In particular, here are several well-known physicians and treatment centers in the western U.S.:
Dr. Brian Durie, Cedars Sinai Medical Center, Los Angeles, CA
http://www.cedars-sinai.edu/Patients/Health-Conditions/Multiple-Myeloma-Cancer.aspx
Dr. James Berenson, who owns a private practice in Hollywood, CA. He is the physician Lori was referring to who no longer supports the use of stem cell transplants
http://www.berensononcology.com/
Dr. William Bensinger, Fred Hutchinson Cancer Research Center in Seattle, WA http://www.fhcrc.org/research/diseases/multiple_myeloma/
There are many myeloma specialists at the Mayo Clinic in Scottsdale, AZ and Rochester, MN http://www.mayoclinic.org/multiple-myeloma/
Thank you "Beacon Staff". I was hoping someone would fill in the pieces for Barbara, where I could not.
Hello,
My close friend (a non-smoking, trim/fit, caucasian female in 50’s) was recently diagnosed with MM, probably stage II, but with very little kidney or bone damage and minimal lesions.
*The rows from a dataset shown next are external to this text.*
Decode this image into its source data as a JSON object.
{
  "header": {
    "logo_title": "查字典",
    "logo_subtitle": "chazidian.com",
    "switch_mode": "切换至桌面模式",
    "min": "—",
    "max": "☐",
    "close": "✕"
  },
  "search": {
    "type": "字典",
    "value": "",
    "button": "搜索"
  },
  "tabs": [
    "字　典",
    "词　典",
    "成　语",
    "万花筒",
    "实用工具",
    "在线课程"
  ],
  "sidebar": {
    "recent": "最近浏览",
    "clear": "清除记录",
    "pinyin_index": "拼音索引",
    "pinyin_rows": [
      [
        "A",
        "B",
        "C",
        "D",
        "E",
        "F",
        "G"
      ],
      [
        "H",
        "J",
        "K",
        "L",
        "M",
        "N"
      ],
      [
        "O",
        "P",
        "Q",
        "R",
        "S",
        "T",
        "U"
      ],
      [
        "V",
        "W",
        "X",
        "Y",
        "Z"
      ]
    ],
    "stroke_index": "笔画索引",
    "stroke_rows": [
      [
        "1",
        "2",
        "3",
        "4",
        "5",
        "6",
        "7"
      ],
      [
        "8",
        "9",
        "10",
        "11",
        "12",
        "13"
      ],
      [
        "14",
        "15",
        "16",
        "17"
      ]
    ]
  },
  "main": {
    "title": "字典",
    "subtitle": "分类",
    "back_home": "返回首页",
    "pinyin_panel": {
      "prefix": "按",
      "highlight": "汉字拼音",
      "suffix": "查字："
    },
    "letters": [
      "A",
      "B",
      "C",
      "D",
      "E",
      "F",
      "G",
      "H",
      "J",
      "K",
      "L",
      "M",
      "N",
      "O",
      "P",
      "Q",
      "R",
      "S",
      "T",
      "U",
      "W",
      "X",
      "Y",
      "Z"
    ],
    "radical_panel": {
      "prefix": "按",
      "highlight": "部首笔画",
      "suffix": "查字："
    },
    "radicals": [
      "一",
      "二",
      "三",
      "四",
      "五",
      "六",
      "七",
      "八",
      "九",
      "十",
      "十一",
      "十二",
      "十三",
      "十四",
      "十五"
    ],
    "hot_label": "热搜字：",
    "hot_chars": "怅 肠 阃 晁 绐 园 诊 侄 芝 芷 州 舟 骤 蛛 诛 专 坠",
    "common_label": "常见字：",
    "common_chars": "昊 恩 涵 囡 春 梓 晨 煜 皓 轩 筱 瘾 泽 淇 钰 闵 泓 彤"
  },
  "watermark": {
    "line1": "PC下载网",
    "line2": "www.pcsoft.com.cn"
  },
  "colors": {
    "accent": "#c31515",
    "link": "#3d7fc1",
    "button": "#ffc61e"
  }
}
We are waiting on further tests coming back next week to get a better idea of prognosis and treatment options. Currently she is being seen by Dr Tibor Moskovits, and is likely to be treated by Dr Amitabha Mazumder, both at NYU in New York City, if she chooses to start treatment at that center.
Obviously, we want to make sure she gets the best treatment available from a specialist, hopefully in NYC/Tri-State area. It would be hard for her to travel (away from NYC area) for treatment, but if needed it might be considered later.
In searching for specialist though, we are having a hard time finding out whom to speak to next. Is there a list somewhere of the top specialist in this field? We have only been able to find the top hospitals (for cancer, in general) so far. Alternatively, does anyone happen to know the top specialists located in or near NYC area? We hear Memorial Sloan Kettering or Columbia/Cornell are excellent (#2 & #19 for Cancer hospitals), but that is as much as we can find.